Thanks for any help!!


----------



## pond1954 (Dec 15, 2011)

Yes, the tiller steers are highly sought after. Please post the tractors serial number and I'll be able to tell you for sure what year it is. It looks as though you are correct but let's make sure of what you have.


----------



## Larry in OK (Jul 22, 2010)

That just looks fun.


----------



## pond1954 (Dec 15, 2011)

The most fun thing about this tractor is the steering. With most tractors that have steering like this, you throw the handle to the right if you want to turn left, etc. On this tractor, you have to move the handle in the same direction that you wish to go. It may not seem like a big deal but it can really throw you if you're not ready for it.


----------



## mintojr (May 14, 2012)

Pond. Thanks I have verified it as a 1953. Fun to play around with. It's currently at the dealership and they are telling me it needed points, magneto, etc. started the work and then found out their computer was wrong and they don't have the mag!! Does anyone know where I can find one?


----------



## pond1954 (Dec 15, 2011)

From the looks of it, I would not doubt the 1953 year. I just always like to make sure. Nice tractor. I hope you get it fixed up the way you want it. It would bring a lot of attention at shows.


----------



## SITP (Jul 12, 2012)

I'd really like to see a pic of it restored!


----------



## dangeroustoys56 (Jul 26, 2010)

Id say on ebay or tractor collector/restoration sites to find the motor parts - depending on the make of the motor , also might want to see about any places carrying those parts.

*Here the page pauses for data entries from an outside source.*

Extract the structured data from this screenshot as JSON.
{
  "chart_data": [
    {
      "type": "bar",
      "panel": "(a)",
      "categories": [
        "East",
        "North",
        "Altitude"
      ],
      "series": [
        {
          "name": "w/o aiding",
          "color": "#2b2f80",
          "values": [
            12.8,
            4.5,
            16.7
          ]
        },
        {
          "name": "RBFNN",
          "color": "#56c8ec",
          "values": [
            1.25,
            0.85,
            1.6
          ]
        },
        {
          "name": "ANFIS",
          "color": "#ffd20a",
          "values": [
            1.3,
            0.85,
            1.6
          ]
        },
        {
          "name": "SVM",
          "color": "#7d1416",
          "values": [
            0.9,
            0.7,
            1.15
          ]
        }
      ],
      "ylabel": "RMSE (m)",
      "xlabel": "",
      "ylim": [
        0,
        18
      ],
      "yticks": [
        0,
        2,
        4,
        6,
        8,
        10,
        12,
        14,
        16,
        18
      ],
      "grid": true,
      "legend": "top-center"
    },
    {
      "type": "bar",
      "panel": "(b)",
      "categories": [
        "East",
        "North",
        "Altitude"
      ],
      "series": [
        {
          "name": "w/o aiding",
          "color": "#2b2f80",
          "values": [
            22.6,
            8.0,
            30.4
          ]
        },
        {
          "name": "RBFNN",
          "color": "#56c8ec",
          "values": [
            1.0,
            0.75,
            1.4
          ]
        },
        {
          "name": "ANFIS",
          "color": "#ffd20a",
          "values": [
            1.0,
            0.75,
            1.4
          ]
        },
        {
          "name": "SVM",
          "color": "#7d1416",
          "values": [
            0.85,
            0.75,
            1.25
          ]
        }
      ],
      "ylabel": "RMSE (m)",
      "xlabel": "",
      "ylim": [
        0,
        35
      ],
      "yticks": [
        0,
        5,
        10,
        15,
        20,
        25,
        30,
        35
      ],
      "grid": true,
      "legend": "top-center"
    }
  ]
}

Back north i had a very large lawntractor junkyard nearby - he carried all kinds of parts, new and used, prices were pretty reasonable.


----------



## cmac (Jun 17, 2012)

Nice find! Power Kings are great tractors, we had one for a while when I was a kid. There is a pretty big following for them. eBay usually has a decent amount of parts listed! Preserve the old iron!


----------



## Thomas (Nov 1, 2006)

Litte spit shine she'll look good in parades/shows....congrats.


----------



## mintojr (May 14, 2012)

All, got the mag ordered,,,one I get it should be good to go!! Cmac, my brother has a '68 with a dual trans!!


----------



## cmac (Jun 17, 2012)

Nice, I've read alittle about those, I'm a Case/Ingersoll man myself but if I found the right power king I prob wouldn't pass it up. The one we had for a short time only had a snow thrower w/cab and I think a rear blade. Glad u found the Mag.


----------